Breakdown: A Clinician’s Experience in a Broken System of Emergency Psychiatry
Breakdown: A Clinician’s Experience in a Broken System of Emergency Psychiatry; Book Review by Paul…
When parents think of the impending birth of their baby the usual emotions are excitement, joy and anxiety. The last thing on their mind is postpartum depression. The “Baby Blues” occur with the first two weeks of birth in some mothers who can be overwhelmed with the new care of a child. These include mood swings, crying spells, anxiety and difficulty sleeping and generally begin within two to three days after birth and last up to two weeks. Commonly this condition resolves on its own.
Some new moms might go on to develop all the criteria of major depression known as postpartum depression. The incidence is 10 to 20% which if using the average of 15% computes to 600,000 women per year in the U.S. As in major depression at least five of the following occurring more than two weeks and usually longer, often up six months define major depression. These include difficulty bonding with the child, withdrawal from family and friends, fear of not being a good mother, feelings of sadness, emptiness, pessimism, feeling guilty and worthless, agitation or its opposite (little body motion and flat affect), hopelessness, early day awakening, obsessing, not wanting to get out of bed, gain or loss of weight, suicidal thought, lack of interest in hobbies, difficulty functioning and making decisions, fatigue and inability to concentrate.
One out of 1000 women will develop post part psychosis which takes the form of crisis just as seen in paranoid schizophrenia or manic psychosis including the following: confusion, disorientation, obsessive thought, hallucinations, delusions, sleep disturbance and paranoia; if left untreated this can lead to catastrophic consequences to the mother or the child.
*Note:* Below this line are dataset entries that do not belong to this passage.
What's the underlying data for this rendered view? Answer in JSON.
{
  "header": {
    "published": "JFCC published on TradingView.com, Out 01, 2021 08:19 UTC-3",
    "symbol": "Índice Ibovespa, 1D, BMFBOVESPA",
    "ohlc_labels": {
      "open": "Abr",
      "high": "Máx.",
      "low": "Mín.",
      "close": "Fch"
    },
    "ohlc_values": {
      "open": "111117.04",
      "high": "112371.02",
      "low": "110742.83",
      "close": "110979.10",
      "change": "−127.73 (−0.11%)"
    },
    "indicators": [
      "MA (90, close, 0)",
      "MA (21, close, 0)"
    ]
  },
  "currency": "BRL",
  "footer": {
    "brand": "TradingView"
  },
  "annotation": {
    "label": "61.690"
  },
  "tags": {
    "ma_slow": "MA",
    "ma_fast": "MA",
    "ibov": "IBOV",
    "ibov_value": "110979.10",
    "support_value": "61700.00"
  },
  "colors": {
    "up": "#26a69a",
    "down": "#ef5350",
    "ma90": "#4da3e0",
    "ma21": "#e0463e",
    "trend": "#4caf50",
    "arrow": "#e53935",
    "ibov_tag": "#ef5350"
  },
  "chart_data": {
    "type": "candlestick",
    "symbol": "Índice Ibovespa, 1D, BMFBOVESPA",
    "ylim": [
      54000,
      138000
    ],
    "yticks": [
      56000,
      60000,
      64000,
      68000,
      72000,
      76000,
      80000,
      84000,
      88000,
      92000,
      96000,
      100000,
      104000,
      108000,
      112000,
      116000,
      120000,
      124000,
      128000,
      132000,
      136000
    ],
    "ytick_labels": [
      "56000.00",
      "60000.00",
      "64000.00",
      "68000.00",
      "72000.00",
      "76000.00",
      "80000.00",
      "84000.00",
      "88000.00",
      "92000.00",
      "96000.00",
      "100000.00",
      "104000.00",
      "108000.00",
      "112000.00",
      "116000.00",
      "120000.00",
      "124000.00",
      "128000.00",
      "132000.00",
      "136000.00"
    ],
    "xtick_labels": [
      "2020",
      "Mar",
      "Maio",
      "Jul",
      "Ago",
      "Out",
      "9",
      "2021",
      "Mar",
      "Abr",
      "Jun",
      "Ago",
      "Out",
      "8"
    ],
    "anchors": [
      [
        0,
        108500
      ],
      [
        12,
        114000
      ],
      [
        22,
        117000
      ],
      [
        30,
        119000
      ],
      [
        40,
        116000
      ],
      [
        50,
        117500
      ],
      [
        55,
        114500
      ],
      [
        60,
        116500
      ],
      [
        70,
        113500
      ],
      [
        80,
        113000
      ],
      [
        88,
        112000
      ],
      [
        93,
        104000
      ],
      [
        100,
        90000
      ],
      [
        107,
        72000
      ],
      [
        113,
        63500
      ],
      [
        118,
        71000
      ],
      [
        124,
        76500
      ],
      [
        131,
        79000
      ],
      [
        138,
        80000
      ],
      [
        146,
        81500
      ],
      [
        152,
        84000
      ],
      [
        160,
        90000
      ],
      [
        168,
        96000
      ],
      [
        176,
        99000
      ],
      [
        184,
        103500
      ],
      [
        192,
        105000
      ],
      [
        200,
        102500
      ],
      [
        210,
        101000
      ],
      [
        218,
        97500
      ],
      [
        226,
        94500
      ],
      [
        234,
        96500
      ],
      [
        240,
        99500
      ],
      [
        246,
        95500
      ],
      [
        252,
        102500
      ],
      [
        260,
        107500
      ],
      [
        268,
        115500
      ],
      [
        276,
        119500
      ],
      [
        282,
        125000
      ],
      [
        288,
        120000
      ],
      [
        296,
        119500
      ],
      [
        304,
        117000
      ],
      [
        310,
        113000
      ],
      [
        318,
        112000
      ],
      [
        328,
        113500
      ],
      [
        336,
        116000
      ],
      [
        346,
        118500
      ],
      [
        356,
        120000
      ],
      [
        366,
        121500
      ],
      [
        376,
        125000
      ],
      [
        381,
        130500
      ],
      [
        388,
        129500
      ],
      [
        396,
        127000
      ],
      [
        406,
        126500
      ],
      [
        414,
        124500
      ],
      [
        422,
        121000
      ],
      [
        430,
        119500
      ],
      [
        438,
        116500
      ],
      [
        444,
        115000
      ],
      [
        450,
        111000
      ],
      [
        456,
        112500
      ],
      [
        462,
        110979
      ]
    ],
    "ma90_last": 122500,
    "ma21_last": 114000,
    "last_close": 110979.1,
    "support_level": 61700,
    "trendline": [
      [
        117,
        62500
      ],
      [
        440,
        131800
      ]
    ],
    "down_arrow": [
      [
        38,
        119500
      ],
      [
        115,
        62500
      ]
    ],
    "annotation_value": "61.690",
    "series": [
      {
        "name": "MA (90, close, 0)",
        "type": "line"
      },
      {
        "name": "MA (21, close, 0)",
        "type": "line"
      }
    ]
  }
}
A vicious cycle occurs if the mother thinks this is a character flaw or weakness. Like major depression postpartum depression is endogenous. It comes from within and is not due to anything a mother does or does not do. The cause is not completely understood but after childbirth but the levels of hormones estrogen and progesterone suddenly drop. Other brain and blood levels drop or fall. These include cortisol, thyroid, prolactin oxytocin, testosterone and brain neurotransmitter levels. Mothers at-risk are those who have had depression during this pregnancy (for which ECT may be the best therapy) or those with a history of depression in the past, a family history of depression or bipolar disorder, medical complications during childbirth such as premature birth, prior still birth or miscarriage or a baby with medical problems, lack of support by the father or family, a coexisting medical illness in mom, drug or alcohol before or during pregnancy and unplanned or unwanted pregnancy. Cigarette smoking and lower socioeconomic status increase a risk. A correlation of race applies as well.
Studies of incidence of postpartum depression by race found no difference. What differences were seen were due to the amount of care sought by mothers seeking care for depression.
Prevention involves routine pediatric checks at each visit up to six months. For those with risk factors visits to the pediatrician should be more frequent with the patient filling out a questionnaire and telephone support.
Therapies include talk therapy with a psychologist or social worker. Two of which are cognitive behavioral therapy (ignoring negative thought) and interpersonal therapy (working through personal relationships.)
Medications are a difficult issue both during pregnancy and for breast feeding. None of the newer more effective anti-depressant has been on the market to conclude risks to the mother and fetus during or in breast milk after pregnancy. Of the medicines the only one that seems useful are SSRIs but Zoloft shows no benefit. Hormone therapy is dangerous because of the risk of blood clots during the first three months. During pregnancy no medications are known to be safe and that is why ECT is the therapy of choice if the pregnancy involves suicidal thoughts. The same applies to post-partum depression if the practitioner sees and signs or symptom of psychosis.
In concluding I want to mention a novella written by Charlotte Gilman written in 1890 entitled “The Yellow Wall Paper.” Written in the first person she describes her treatment for post-partum “melancholia.” Her doctor and husband feel that all forms of stimulation should be eliminated. She is given a room in the house that with only a bed and window. A wet nurse takes care of the baby. All her writing instruments and paper are removed. She is given her meals with short talks with her provides.
The room has peeling and faded yellow wallpaper. After a period of time the narrator begins to see shapes moving behind the yellow wall paper. After a longer period the shapes take on the form of women trapped behind the paper making contortions. She then begins seeing bars on her side of the paper. By the time the doctor and her husband let her out of the room she is walking on all fours and catatonic.